Thursday, 27 August 2009

Pictures of Lilly!

























































































I have been away on holiday, to Cyprus, an island which made one think that if Venus rose from the sea during August, she needed a high factor sun-block the moment she hit the beach.



I have put together a set of pictures of William Lilly. The dates (if the portrait is from an almanac) are the dates of the year the almanac was written for, the book itself would usually have been published late on in the year before. Lilly was a clever self-publicist (his house sign announced that the truth-telling Merlin lived within), and from about 1649 had his portrait in publications.



The most elaborate portrait is that from the 1659 edition of Christian Astrology, engraved by William Marshal.

Someone has tried their pen nib all over the 1650 face, where Lilly holds a ‘scheme’ of the heavens drawn up for a reading (the aspects of the planets, etc, at a ‘geniture’), and (I think) the astrological signs. 1651 sees Lilly looking splendid under all the signs of the zodiac against a balustrade.
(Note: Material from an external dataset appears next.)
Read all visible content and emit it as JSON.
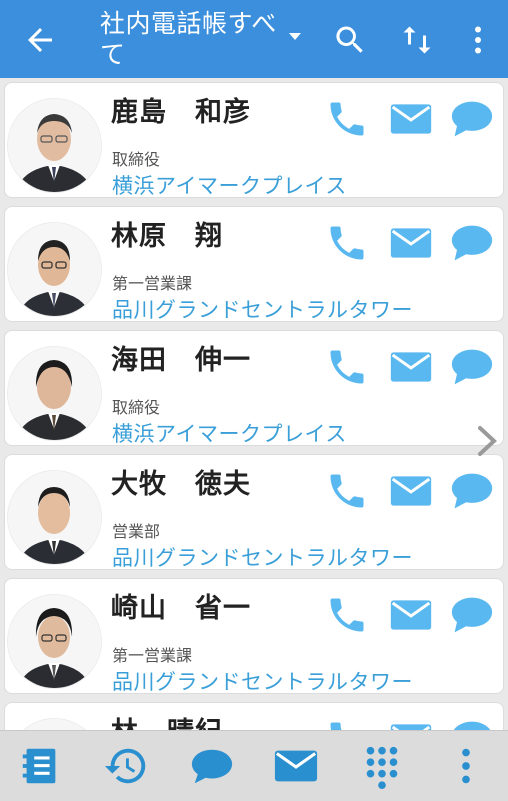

It is rather a surprise that this elaborate image was not apparently re-used once the block had been cut. By 1654 Lilly seems to have decided that his portraits were too saturnine, and his face is wreathed in smiles, like Malvolio. He now carries the motto ‘agunt, not cogunt’ on a piece of paper he holds: (they, i.e. the stars) act, but do not compel. It was increasingly important for the astrologers, under attack from clergymen of all kinds, to deny that they ‘maintained necessity’. Human free will had to have a place in their system. This facial type engraved by Robert Vaughan was closely copied by ‘Cross’ for the 1655 almanac, where Lilly looks even more like the clergyman he had really always wanted to be.
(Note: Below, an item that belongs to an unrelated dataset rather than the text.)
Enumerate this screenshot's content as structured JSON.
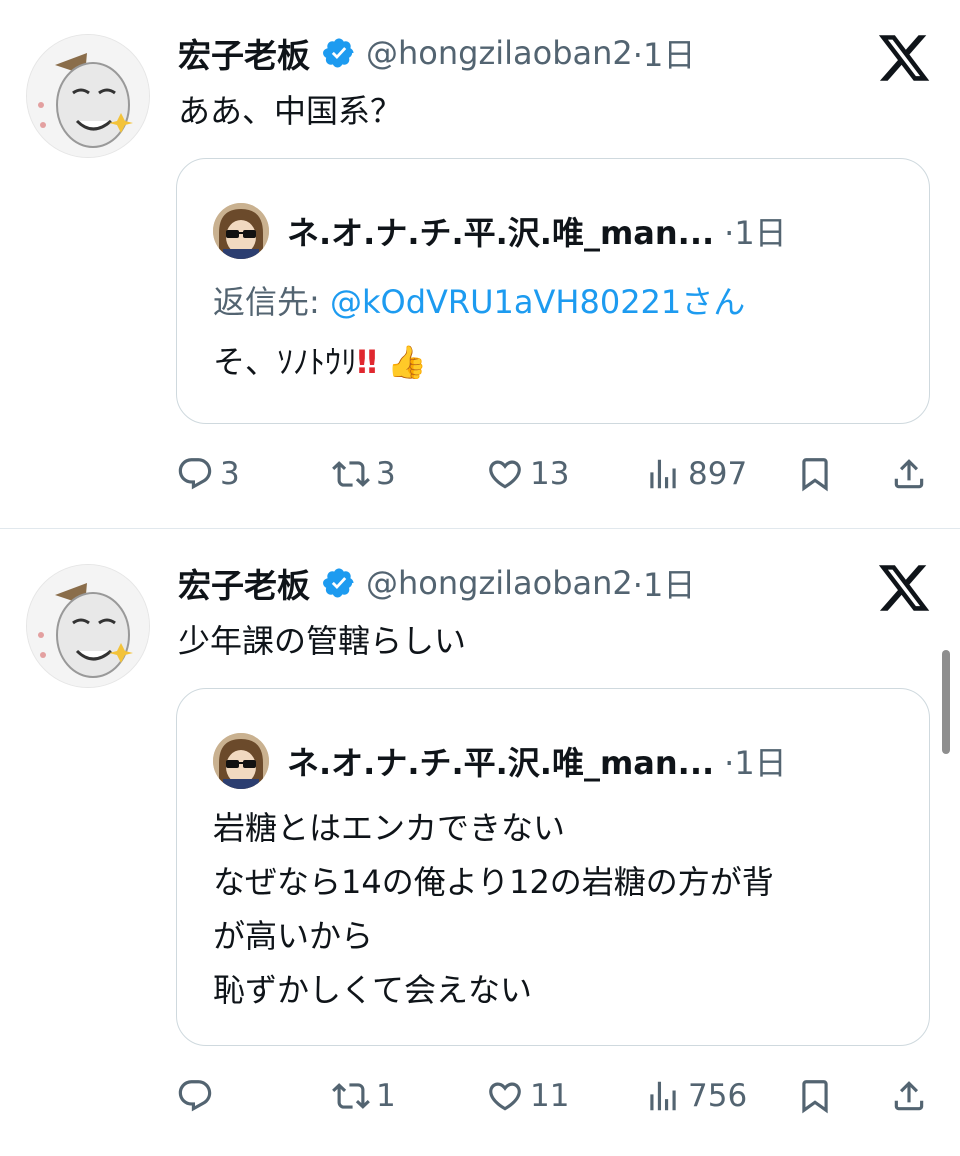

In the Restoration period Lilly suddenly bloats out, and looks like a debauchee. But by 1666, he has rapidly thinned back to what will be the set facial type for his last years. With small variations either due to different inkings or the state of the block (or maybe copied re-engravings), this lasts till the year of his death. The honorific triple portrait of 1683 places Lilly between Cardan and Bonatus, as a combination of the learning and skills of both.